As the COVID-19 pandemic progresses, the hunt for antibodies (the protective proteins produced by the human body in response to an infection) has reached a fever pitch. Researchers continue to struggle to reliably detect SARS-CoV-2 antibodies in patients who have recovered from COVID-19; they remain uncertain how long those antibodies last; and, most importantly, they are working around the clock to artificially produce those antibodies in patients who have not yet been infected by COVID-19. Now, a researcher from the Catholic University of America is looking at reengineering existing antibodies to fight the novel coronavirus.
“Antibodies are important because they prevent infection and heal patients affected by diseases,” said Victor Padilla-Sanchez, a researcher at The Catholic University of America, in an interview with Faith Singer-Villalobos at the Texas Advanced Computing Center (TACC). “If we have antibodies, we are immune to disease, as long as they are in your system, you’re protected. If you don’t have antibodies, then infection proceeds and the pandemic continues.”
Padilla-Sanchez is looking to the past – specifically, SARS-CoV – to inform the future. Both SARS-CoV and its current successor share the notorious spike protein that enables the viruses to infect human cells – so Padilla-Sanchez decided to examine whether the specific antibodies that could fight off SARS-CoV (named 80R and m396) could be modified to do the same for the current pandemic.
Padilla-Sanchez conducted detailed simulations of 80R and m396 using the Rosetta molecular docking software suite on two supercomputers: Bridges at the Pittsburgh Supercomputer Center (PSC) and Stampede2 (10.7 Linpack petaflops) at TACC. Finally, he generated high-resolution visualizations of the results on TACC’s Frontera supercomputer (23.5 Linpack petaflops), which currently ranks as the 8th most powerful publicly ranked supercomputer on the Top500 list.
“XSEDE resources were essential to this research,” Padilla-Sanchez said. “Frontera has great performance when importing a lot of big data.
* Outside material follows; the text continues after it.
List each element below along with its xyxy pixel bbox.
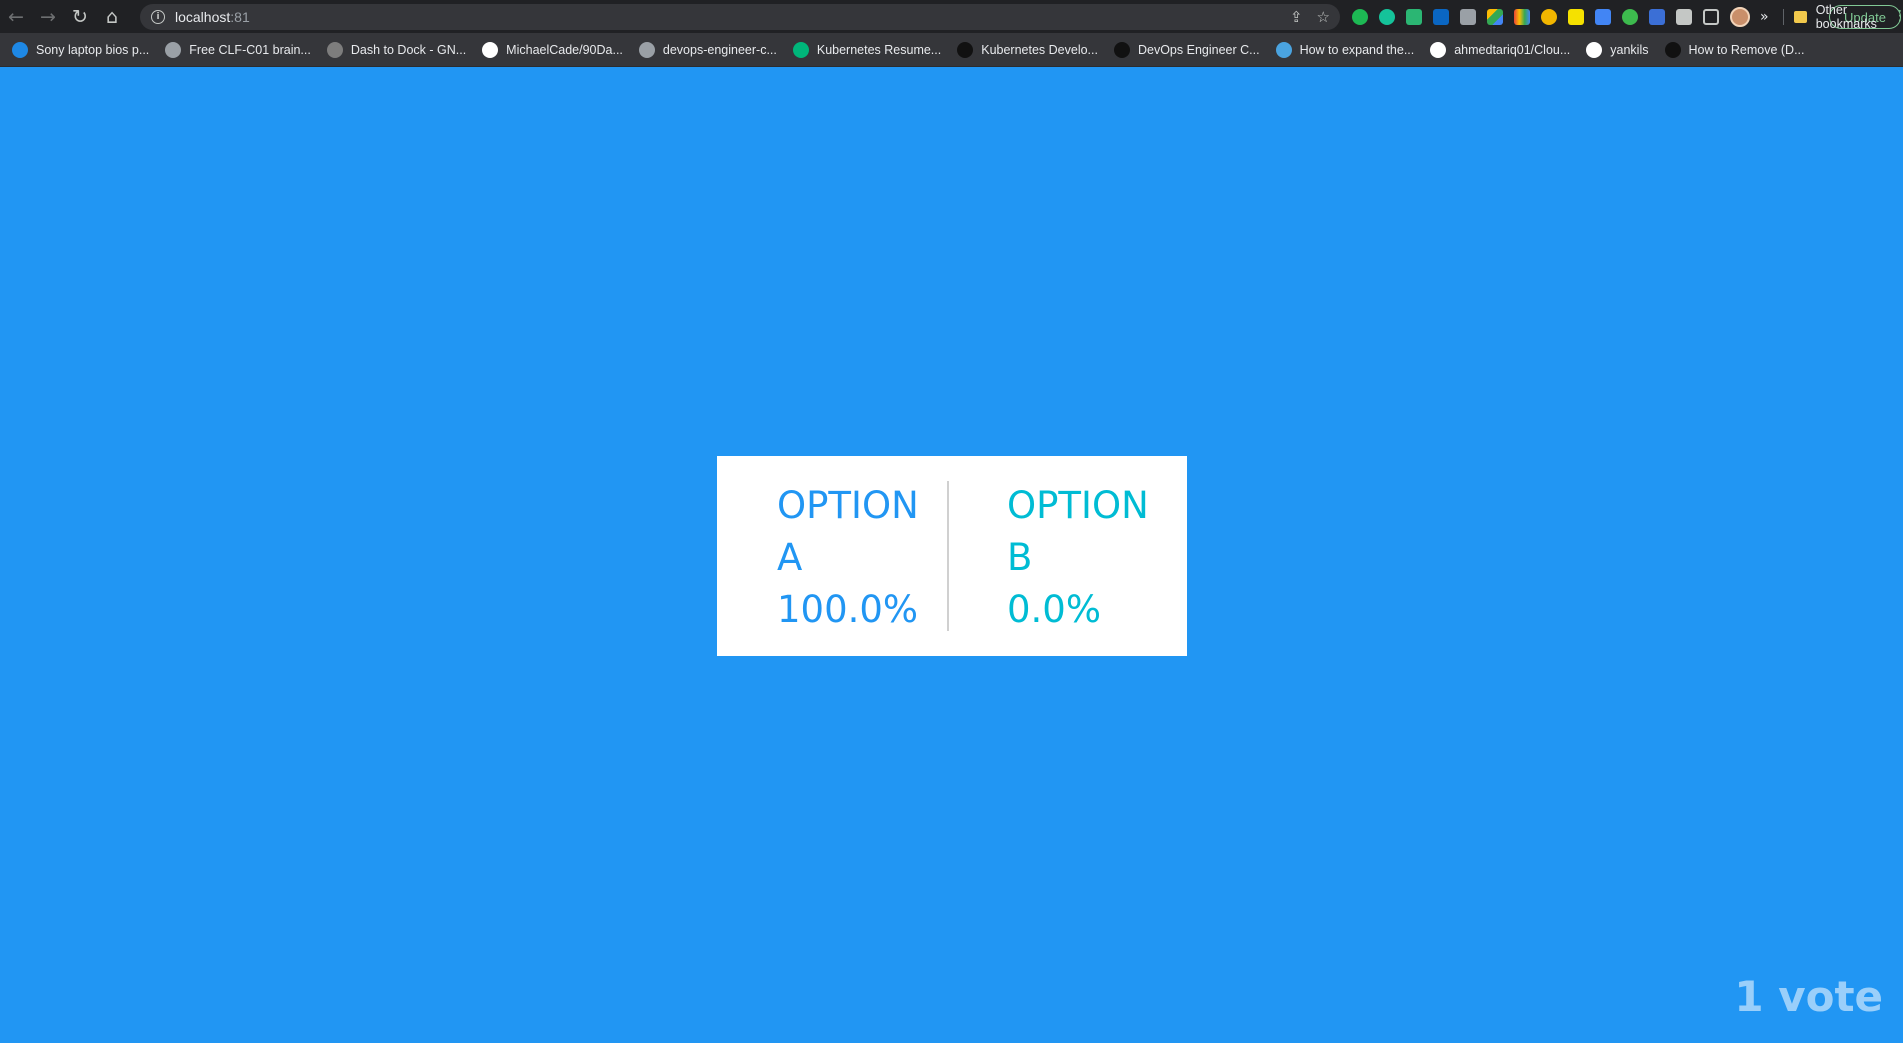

We’re usually able to look at just protein interactions, but with Frontera and Bridges, we were able to study full infection processes in the computer.”
The simulations showed that certain key sequences prevent 80R and m396 from binding to the virus – but that amino acid substitutions might be able to improve binding interactions.
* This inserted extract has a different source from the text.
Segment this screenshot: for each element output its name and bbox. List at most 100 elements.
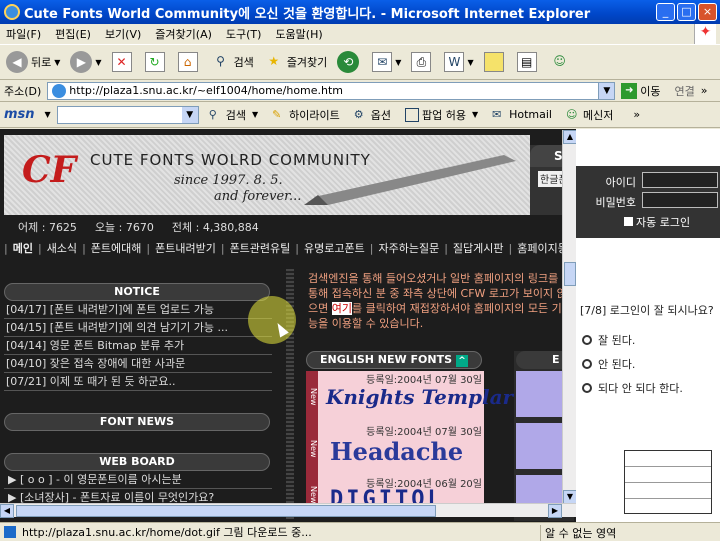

“We’re at the initial steps of this now, and this is where I’m hoping my work might help,” Padilla-Sanchez said. “Understanding why 80R and m396 did not bind to the SARS-CoV-2 spike protein could pave the way to engineering new antibodies that are effective. Mutated versions of the 80r and m396 antibodies can be produced and administered as a therapeutic to fight the disease and prevent infection.”
“Now,” he said, “I need to prove it in the lab.”